Europäische Wasserstoffwirtschaft und erneuerbare Gase

Das Verhandlungsergebnis enthält Stand jetzt die Option zu einer vertieften Zusammenarbeit in den Bereichen Wasserstoffwirtschaft und erneuerbare Gase. 

 

Fazit

Das Stromabkommen Schweiz-EU, sofern ratifiziert und umgesetzt, würde einen Meilenstein in der bilateralen Energie-Zusammenarbeit darstellen. Es würde die Integration der Schweiz in den EU-Strombinnenmarkt sichern und gleichzeitig die Basis für eine sichere Energieversorgung schaffen. 

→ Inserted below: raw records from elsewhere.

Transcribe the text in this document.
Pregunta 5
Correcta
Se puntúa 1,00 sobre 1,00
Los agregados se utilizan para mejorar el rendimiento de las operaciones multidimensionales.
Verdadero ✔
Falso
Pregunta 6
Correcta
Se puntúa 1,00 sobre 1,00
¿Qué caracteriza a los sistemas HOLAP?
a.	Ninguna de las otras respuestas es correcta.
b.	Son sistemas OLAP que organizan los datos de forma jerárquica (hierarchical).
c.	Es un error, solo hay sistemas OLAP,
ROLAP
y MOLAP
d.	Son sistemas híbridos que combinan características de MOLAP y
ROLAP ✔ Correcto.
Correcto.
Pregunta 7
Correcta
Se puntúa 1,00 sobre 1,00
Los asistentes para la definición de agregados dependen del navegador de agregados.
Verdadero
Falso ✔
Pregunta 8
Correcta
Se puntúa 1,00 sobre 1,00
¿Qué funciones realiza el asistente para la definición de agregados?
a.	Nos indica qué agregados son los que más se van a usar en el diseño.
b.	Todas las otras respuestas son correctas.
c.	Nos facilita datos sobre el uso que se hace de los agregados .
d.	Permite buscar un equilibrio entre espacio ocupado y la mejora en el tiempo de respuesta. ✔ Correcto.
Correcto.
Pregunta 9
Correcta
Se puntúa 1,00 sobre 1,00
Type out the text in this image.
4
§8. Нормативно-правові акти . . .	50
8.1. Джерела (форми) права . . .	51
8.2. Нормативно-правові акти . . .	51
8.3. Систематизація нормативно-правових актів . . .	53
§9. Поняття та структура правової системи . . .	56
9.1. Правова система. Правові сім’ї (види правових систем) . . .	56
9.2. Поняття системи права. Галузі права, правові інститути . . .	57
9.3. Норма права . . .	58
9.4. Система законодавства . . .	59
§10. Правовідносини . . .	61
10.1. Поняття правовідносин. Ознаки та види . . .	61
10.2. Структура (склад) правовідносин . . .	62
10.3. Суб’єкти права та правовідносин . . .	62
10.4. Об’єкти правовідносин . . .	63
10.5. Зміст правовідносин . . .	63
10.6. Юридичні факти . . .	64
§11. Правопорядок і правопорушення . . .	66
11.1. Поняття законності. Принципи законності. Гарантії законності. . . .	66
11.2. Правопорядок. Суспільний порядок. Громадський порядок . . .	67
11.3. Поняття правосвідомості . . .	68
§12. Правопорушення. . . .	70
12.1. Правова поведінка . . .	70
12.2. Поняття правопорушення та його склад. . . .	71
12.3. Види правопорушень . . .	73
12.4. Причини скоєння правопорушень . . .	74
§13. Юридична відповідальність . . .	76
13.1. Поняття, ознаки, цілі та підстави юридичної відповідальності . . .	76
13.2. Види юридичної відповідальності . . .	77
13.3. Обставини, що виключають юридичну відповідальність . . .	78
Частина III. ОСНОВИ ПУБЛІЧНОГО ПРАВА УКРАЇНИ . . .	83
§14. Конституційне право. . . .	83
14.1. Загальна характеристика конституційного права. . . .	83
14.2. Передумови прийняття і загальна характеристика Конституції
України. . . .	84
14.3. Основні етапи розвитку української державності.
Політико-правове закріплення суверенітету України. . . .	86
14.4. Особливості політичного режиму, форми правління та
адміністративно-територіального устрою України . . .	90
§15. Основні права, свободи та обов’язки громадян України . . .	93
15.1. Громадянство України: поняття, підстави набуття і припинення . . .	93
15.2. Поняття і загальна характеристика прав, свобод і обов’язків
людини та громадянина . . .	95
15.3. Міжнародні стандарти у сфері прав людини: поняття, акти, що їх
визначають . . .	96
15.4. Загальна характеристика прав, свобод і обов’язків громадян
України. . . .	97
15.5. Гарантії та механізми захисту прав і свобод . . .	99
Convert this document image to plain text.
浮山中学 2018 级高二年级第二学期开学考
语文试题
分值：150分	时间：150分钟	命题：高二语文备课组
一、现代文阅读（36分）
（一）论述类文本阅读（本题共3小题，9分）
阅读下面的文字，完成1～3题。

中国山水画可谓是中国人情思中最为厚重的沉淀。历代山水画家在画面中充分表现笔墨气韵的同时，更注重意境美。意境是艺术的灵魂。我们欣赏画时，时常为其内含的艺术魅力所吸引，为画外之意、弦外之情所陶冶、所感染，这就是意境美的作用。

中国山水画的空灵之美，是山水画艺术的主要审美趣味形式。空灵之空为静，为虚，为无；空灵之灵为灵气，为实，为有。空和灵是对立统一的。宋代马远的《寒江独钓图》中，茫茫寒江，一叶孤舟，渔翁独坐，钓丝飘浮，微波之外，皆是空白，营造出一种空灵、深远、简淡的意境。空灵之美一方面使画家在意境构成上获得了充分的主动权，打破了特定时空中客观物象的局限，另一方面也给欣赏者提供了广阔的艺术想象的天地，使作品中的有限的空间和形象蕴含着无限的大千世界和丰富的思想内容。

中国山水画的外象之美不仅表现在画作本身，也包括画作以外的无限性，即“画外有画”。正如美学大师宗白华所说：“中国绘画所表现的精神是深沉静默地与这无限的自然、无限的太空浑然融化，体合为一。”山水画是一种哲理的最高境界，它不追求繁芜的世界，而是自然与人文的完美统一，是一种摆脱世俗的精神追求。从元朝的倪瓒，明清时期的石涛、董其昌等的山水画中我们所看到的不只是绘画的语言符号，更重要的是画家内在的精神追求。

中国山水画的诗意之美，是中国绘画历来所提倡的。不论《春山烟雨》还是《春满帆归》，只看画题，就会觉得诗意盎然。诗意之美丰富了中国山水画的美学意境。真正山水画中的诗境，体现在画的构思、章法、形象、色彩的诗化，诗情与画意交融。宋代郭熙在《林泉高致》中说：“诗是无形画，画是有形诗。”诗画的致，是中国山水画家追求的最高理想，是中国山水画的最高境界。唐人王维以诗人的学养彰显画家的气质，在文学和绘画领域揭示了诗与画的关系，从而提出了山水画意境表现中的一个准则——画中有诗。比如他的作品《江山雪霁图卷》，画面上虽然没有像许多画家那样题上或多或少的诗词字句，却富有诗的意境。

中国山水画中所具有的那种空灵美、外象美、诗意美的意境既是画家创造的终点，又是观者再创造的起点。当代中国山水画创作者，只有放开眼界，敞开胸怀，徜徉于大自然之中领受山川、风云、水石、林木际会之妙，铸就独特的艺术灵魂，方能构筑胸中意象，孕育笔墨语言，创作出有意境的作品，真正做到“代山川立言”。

Im Hinblick auf die formelle Paraphierung im Frühjahr 2025 und das danach anstehende Gesetzgebungsverfahren sind umfangreiche Arbeiten der Bundesverwaltung erforderlich, bevor 2026 das Schweizer Parlament zum Zug kommt. Die Art der Umsetzung und das tatsächliche Inkrafttreten stehen unter dem Vorbehalt des erfolgreichen Abschlusses des Gesetzgebungsverfahrens. Ausserdem kann gegen das Gesamtpaket und möglicherweise auch gegen das Stromabkommen selbst, das Referendum ergriffen werden, was eine Abstimmung auf Bundesebene nach sich ziehen würde.

Axpo steht Verwaltung, Politik und Öffentlichkeit mit ihrem energiewirtschaftlichen Knowhow und ihrer Erfahrung im Schweizer Strommarkt und in den liberalisierten Märkten der EU als Ansprechpartnerin zur Verfügung.